Case Study: Retrofit of a 15-year-old Logistics Center
Let's consider a fictitious but realistic scenario of a medium-sized logistics company ("Müller Logistik GmbH") with a 10,000 m² hall, built in 2008.
Initial situation:
- Lighting: fluorescent tubes (T8).
- Fleet: 15 forklifts (lead-acid).
- Electricity costs: Exploding.
Package of measures:
- Light: Complete conversion to LED with daylight control. (Invest: 40,000 €, funding: 20 %).
- Energy: Installation of a 750 kWp PV system on the roof.
- Fleet: Leasing replacement of the forklifts to Li-Ion + introduction of a loading management system to avoid load peaks.
Result after 1 year:
- Lighting power consumption: 72% reduction.
- Electricity purchased from the grid: Reduction of 55% (through self-consumption PV).
- Peak load: 15% reduction through smart charging.
- ROI (return on investment): The entire project pays for itself in approx. 3.8 years.
Quote from an expert: "The cheapest energy is the one we don't consume. But the second cheapest is the one we produce ourselves on the roof of the hall." – (General industry consensus)
Checklist: Where is your potential?
Take a proactive approach to this issue. Here are the most important points for an internal quick audit:
Lighting: Are there still areas without LED lighting? Are corridors lit up where no one works?
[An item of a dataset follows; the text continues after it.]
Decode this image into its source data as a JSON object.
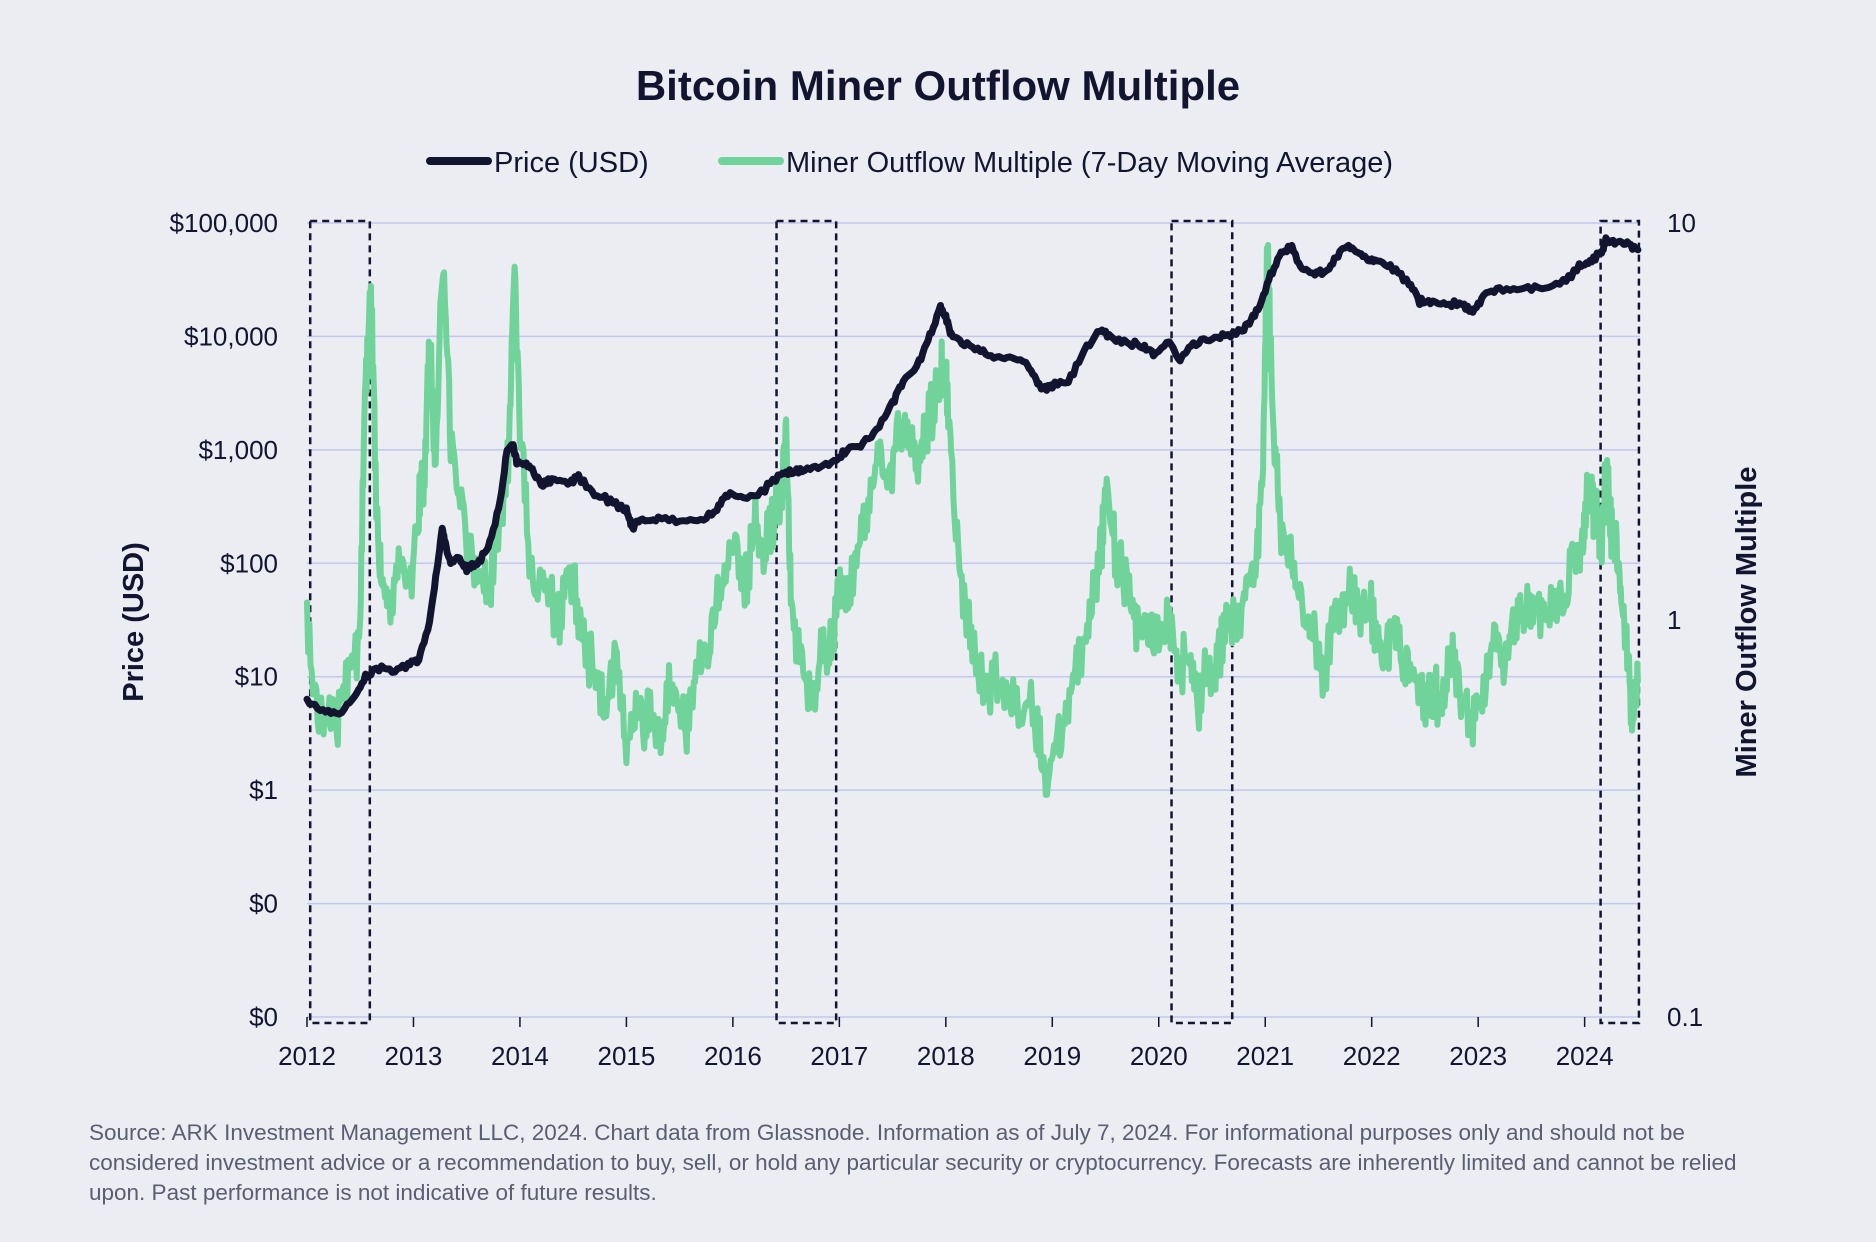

Compressed air: In many warehouses (packaging machines), up to 30% of compressed air escapes through leaks. A classic “silent eater.”
Standby: Are conveyor systems completely shut down during breaks?
Charging times: Do your forklifts all charge at the same time at shift change? (Risk of expensive load peaks).
Gates: Do the gates close quickly enough? Are the seals on the ramps intact?
Conclusion and Outlook: How you should Act Now
The energy transition in the warehouse is not a dream of the future, it is reality. In the coming years, we will see a fusion of logistics and the energy industry. Anyone who still relies on old lighting and stupid charging technology today burns money and loses competitiveness.
Key findings:
- LED is mandatory, not freestyle. Those who have not yet converted lose money every day.
- Data is key. Without smart metering and energy monitoring, you cannot manage peak loads.
- Think holistically. Forklifts, lights, roofs and building envelopes must be considered as one energy system.